As a feature-based formalism with a syntax modelled on PATR, it would be reasonable to expect that DATR can be used to describe directed acyclic graphs (DAGs) in a PATR-like fashion. Consider an example such as the following:
DAG1: <vp agr> == <v agr> <v agr per> == 3 <vp agr gen> == masc.This looks like simple reentrancy from which we would expect to be able to infer:
DAG1: <vp agr per> = 3.And, indeed, this turns out to be valid. But matters are not as simple as the example makes them appear: if DAG1 was really the DAG it purports to be, then we would also expect to be able to infer:
DAG1: <v agr gen> = masc.But this is not valid, in fact <v agr gen> is undefined. It might be tempting to conclude from this that the equality operator in DATR is very different from the corresponding operator in PATR, but this would be to misunderstand what has happened in this example. In fact, the semantics of the statement
DAG1: <vp agr> == <v agr>.taken in isolation is very similar to the semantics of the corresponding PATR statement: both assert equality of values associated with the two paths. The DATR statement is slightly weaker in that it allows the left-hand-side to be defined when the right-hand-side is undefined. But, even in DATR, if both sides are defined they must be the same, so, in principle, the value of the left-hand-side does semantically constrain the value of the right-hand-side.
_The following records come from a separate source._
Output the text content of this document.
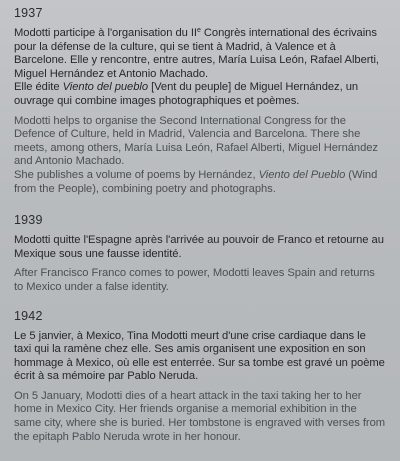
1937

Modotti participe à l'organisation du IIe Congrès international des écrivains pour la défense de la culture, qui se tient à Madrid, à Valence et à Barcelone. Elle y rencontre, entre autres, María Luisa León, Rafael Alberti, Miguel Hernández et Antonio Machado.
Elle édite Viento del pueblo [Vent du peuple] de Miguel Hernández, un ouvrage qui combine images photographiques et poèmes.

Modotti helps to organise the Second International Congress for the Defence of Culture, held in Madrid, Valencia and Barcelona. There she meets, among others, María Luisa León, Rafael Alberti, Miguel Hernández and Antonio Machado.
She publishes a volume of poems by Hernández, Viento del Pueblo (Wind from the People), combining poetry and photographs.

1939

Modotti quitte l'Espagne après l'arrivée au pouvoir de Franco et retourne au Mexique sous une fausse identité.

After Francisco Franco comes to power, Modotti leaves Spain and returns to Mexico under a false identity.

1942

Le 5 janvier, à Mexico, Tina Modotti meurt d'une crise cardiaque dans le taxi qui la ramène chez elle. Ses amis organisent une exposition en son hommage à Mexico, où elle est enterrée. Sur sa tombe est gravé un poème écrit à sa mémoire par Pablo Neruda.

On 5 January, Modotti dies of a heart attack in the taxi taking her to her home in Mexico City. Her friends organise a memorial exhibition in the same city, where she is buried. Her tombstone is engraved with verses from the epitaph Pablo Neruda wrote in her honour.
However, in a DATR description, specifying explicit values for extensions of the left-hand-side of such an equality constraint overrides its effect, and thus does not influence the values on its right-hand-side.
Another difference lies in the fact that DATR subpaths and superpaths can have values of their own:
DAG2: <v agr> == sing <v agr per> == 3.From this little description we can derive the following statements, inter alia:
DAG2: <v agr> = sing <v agr num> = sing <v agr per> = 3 <v agr per num> = 3.From the perspective of a standard untyped DAG-encoding language like PATR, this is strange. In PATR, if <v agr per> has value 3, then neither <v agr> nor <v agr per num> can have (atomic) values.
As these examples clearly show, DATR descriptions do not map trivially into (sets of) standard DAGs (although neither are they entirely dissimilar). But that does not mean that DATR descriptions cannot describe standard DAGs. Indeed, there are a variety of ways in which this can be done. An especially simple approach is possible when the DAGs one is interested are all built out of a set of paths whose identity is known in advance (Kilbury et al. 1991). In this case, we can use DATR paths as DAG paths, more or less directly:
PRONOUN2: <referent> == '<' 'NP' referent '>'. She2: <> == PRONOUN2 <case> == nominative <person> == third <number> == singular.From this description, we can derive the following theorems:
She2: <case> = nominative <person> = third <number> = singular <referent> = < NP referent >.We can also derive the following un-DAG-like consequences, of course:
She2: <case person> = nominative <person number> = third <referent referent referent> = < NP referent >.But these nonsensical theorems will be of no concern to a DATR-invoking NLP system that is able to specify in advance which paths are of interest for DAG-construction and to ignore all the rest (in this connection, see the discussion of ``closure definitions'' in Andry et al. 1992, 259-261).
A more sophisticated approach uses DATR itself to construct a DAG description (in the notation of your choice) as a value. This approach is due to recent unpublished work by Jim Kilbury . He has shown that the same DATR theorems can have their values realised as conventional attribute-value matrix representations, Prolog terms, or expressions of a feature logic, simply by changing the fine detail of the transducer employed.
IDEM: <> == <$atom> == $atom <>. PATH: <> == '<' IDEM '>'. LHS_EQ: <> == PATH '='. LHS_EQ_RHS: <> == LHS_EQ "<>". PRONOUN1: <dag> == [ LHS_EQ_RHS:<case> LHS_EQ_RHS:<person> LHS_EQ_RHS:<number> LHS_EQ:<referent> PATH:<'NP' referent> ]. She1: <> == PRONOUN1 <case> == nominative <person> == third <number> == singular.From this description, we can derive the following theorem:
She1: <dag> = [ < case > = nominative < person > = third < number > = singular < referent > = < NP referent > ].The sequence of atoms on the right hand side of this equation is just a sequence of atoms as far as DATR is concerned. But a grammar or a parser that expects to see DAGs represented as they are here can interpret the DATR values as easily as it can the contents of a file. Indeed, it will be interpreting the contents of a file if DATR has been used to define a lexicon that has subsequently been compiled out, rather than being accessed directly by components of the NLP system (see Section 7, below). We are not, of course, claiming that textual representations will standardly provide the optimal interface between an implementation of DATR and the larger NLP system in which it is embedded (cf., e.g., Duda & Gebhardi 1994).